【News】 Nishikawa, the head of LDP’s TPP panel, had talks with the U.S. agribusiness companies (July 16, 2014)


Takanori Okabe  – Washington

Koya Nishikawa, chairman of the ruling Liberal Democratic Party’s committee on
the Trans-Pacific Partnership free-trade talks, who is in America to negotiate TPP, had talks on July 14 with executives of agribusiness and food-related firms like the world’s largest grain company Cargill. Nishikawa urged the United States to concede as well as asked for their understanding of Japanese claims to protect the sensitive agricultural products.

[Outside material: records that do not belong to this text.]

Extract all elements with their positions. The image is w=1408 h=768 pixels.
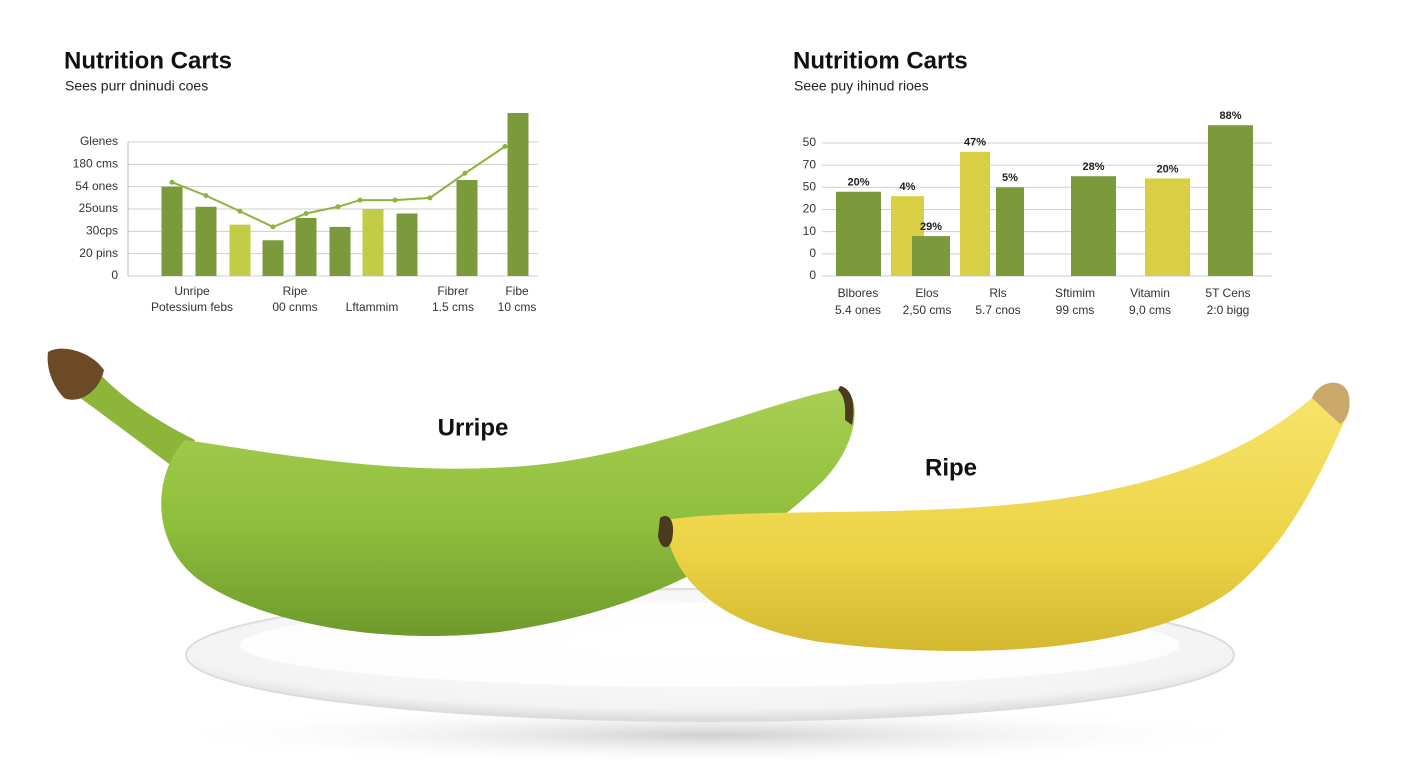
x-tick-label: Vitamin: [1130, 286, 1170, 300]
bar: [229, 224, 251, 276]
line-point: [357, 197, 363, 203]
chart-subtitle: Sees purr dninudi coes: [65, 78, 208, 94]
y-tick-label: 30cps: [86, 224, 118, 238]
y-tick-label: Glenes: [80, 134, 118, 148]
banana-end: [838, 386, 854, 425]
x-tick-sublabel: 10 cms: [498, 300, 537, 314]
bar: [1145, 178, 1190, 276]
bar: [329, 226, 351, 276]
x-tick-sublabel: Lftammim: [346, 300, 399, 314]
stem-tip: [1312, 382, 1350, 424]
y-tick-label: 50: [803, 135, 817, 149]
x-tick-sublabel: 5.7 cnos: [975, 303, 1020, 317]
line-point: [392, 197, 398, 203]
chart-title: Nutritiom Carts: [793, 47, 968, 74]
x-tick-label: Blbores: [838, 286, 879, 300]
stem-tip: [47, 348, 104, 400]
x-tick-sublabel: 2,50 cms: [903, 303, 952, 317]
x-tick-sublabel: 9,0 cms: [1129, 303, 1171, 317]
bar: [912, 236, 950, 276]
x-tick-sublabel: 5.4 ones: [835, 303, 881, 317]
bar: [161, 186, 183, 276]
banana-label: Ripe: [925, 454, 977, 481]
banana-label: Urripe: [438, 414, 509, 441]
illustration: Urripe Ripe: [47, 348, 1350, 765]
bar-label: 5%: [1002, 172, 1018, 184]
line-point: [270, 224, 276, 230]
x-tick-sublabel: 00 cnms: [272, 300, 317, 314]
x-tick-label: 5T Cens: [1205, 286, 1250, 300]
line-point: [462, 170, 468, 176]
bar: [396, 213, 418, 276]
y-tick-label: 0: [809, 246, 816, 260]
bar: [1208, 125, 1253, 276]
bar-label: 4%: [900, 181, 916, 193]
x-tick-sublabel: 1.5 cms: [432, 300, 474, 314]
line-point: [303, 210, 309, 216]
bar-label: 88%: [1219, 110, 1241, 122]
bar: [836, 191, 881, 276]
x-tick-label: Fibrer: [437, 284, 468, 298]
line-point: [169, 179, 175, 185]
y-tick-label: 20: [803, 202, 817, 216]
y-tick-label: 20 pins: [79, 246, 118, 260]
y-tick-label: 50: [803, 179, 817, 193]
bar: [960, 151, 990, 276]
ripe-banana: [665, 398, 1346, 651]
chart-title: Nutrition Carts: [64, 47, 232, 74]
y-tick-label: 70: [803, 157, 817, 171]
chart-subtitle: Seee puy ihinud rioes: [794, 78, 929, 94]
unripe-banana: [161, 388, 855, 637]
banana-end: [658, 516, 674, 548]
x-tick-sublabel: 2:0 bigg: [1207, 303, 1250, 317]
bar: [456, 179, 478, 276]
line-point: [203, 193, 209, 199]
line-point: [427, 195, 433, 201]
bar: [262, 240, 284, 276]
bar-label: 28%: [1082, 161, 1104, 173]
y-tick-label: 0: [809, 268, 816, 282]
x-tick-sublabel: 99 cms: [1056, 303, 1095, 317]
plate-shadow: [150, 705, 1270, 765]
y-tick-label: 0: [111, 268, 118, 282]
bar: [295, 217, 317, 276]
bar: [195, 206, 217, 276]
bar: [507, 113, 529, 276]
x-tick-label: Fibe: [505, 284, 529, 298]
bar: [996, 187, 1024, 276]
chart: 0 0 10 20 50 70 50 Blbores Elos Rls Sftimim Vitamin…: [803, 110, 1272, 317]
line-point: [237, 208, 243, 214]
x-tick-label: Sftimim: [1055, 286, 1095, 300]
x-tick-label: Rls: [989, 286, 1006, 300]
bar-label: 20%: [1156, 163, 1178, 175]
y-tick-label: 54 ones: [75, 179, 118, 193]
bar: [1071, 176, 1116, 276]
bar: [362, 209, 384, 276]
bar-label: 20%: [847, 177, 869, 189]
y-tick-label: 25ouns: [79, 201, 118, 215]
y-tick-label: 180 cms: [73, 157, 118, 171]
x-tick-label: Unripe: [174, 284, 210, 298]
bar-label: 47%: [964, 137, 986, 149]
chart: 0 20 pins 30cps 25ouns 54 ones 180 cms Glenes U…: [73, 113, 538, 314]
x-tick-label: Ripe: [283, 284, 308, 298]
x-tick-label: Elos: [915, 286, 938, 300]
x-tick-sublabel: Potessium febs: [151, 300, 233, 314]
line-point: [335, 204, 341, 210]
y-tick-label: 10: [803, 224, 817, 238]
line-point: [502, 143, 508, 149]
bar-label: 29%: [920, 221, 942, 233]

Nishikawa(right) and others with Cargill vice president Boughner (left) (July 14, Washington)

Nishikawa(right) and others with Cargill vice president Boughner (left) (July 14, Washington)

Nishikawa had talks successively with Cargill vice president Devry Boughner, Tyson Foods vice president Charles Penry, and Tami Overby, vice president of the U.S. Chamber of Commerce.  Each of them has great influence on U.S. Government and Congress.  Hiroshi Moriyama, vice chairman of the LDP’s committee dealing with agricultural trade, also attended the meeting and explained the policy that Japan would continue negotiation based on the Diet resolution and the LDP’s campaign promises which call for protection of the sensitive agricultural products.

“The U.S. is not suffering any loss under the current tariff system. Now, imported rice and wheat from the U.S. are well treated,” Nishikawa insisted in a series of talks.  Nishikawa indicated if completely free competition was put into effect as a result of TPP negotiations, it was possible that U.S. products would lose to Vietnamese rice or Australian beef in price competition, and also lose competitiveness in the Japanese market.

Moreover, Moriyama pointed out U.S. agricultural organizations were insisting Japan should be excluded from TPP negotiations, and opinion advertisements criticizing Japan were set up at subway stations in the city of Washington.  Moriyama expressed a sense of regret saying “These are sad situations for an alley.”

However, U.S. firms and groups all emphasized the viewpoint that the negotiations wouldn’t come to an agreement without Japanese concessions, and also stressed the TPP’s general principle aiming at high-level trade liberalization.

Nishikawa and others will also have talks on July 15 with U.S. Trade Representative Michael Froman and seek his understanding of Japanese claims.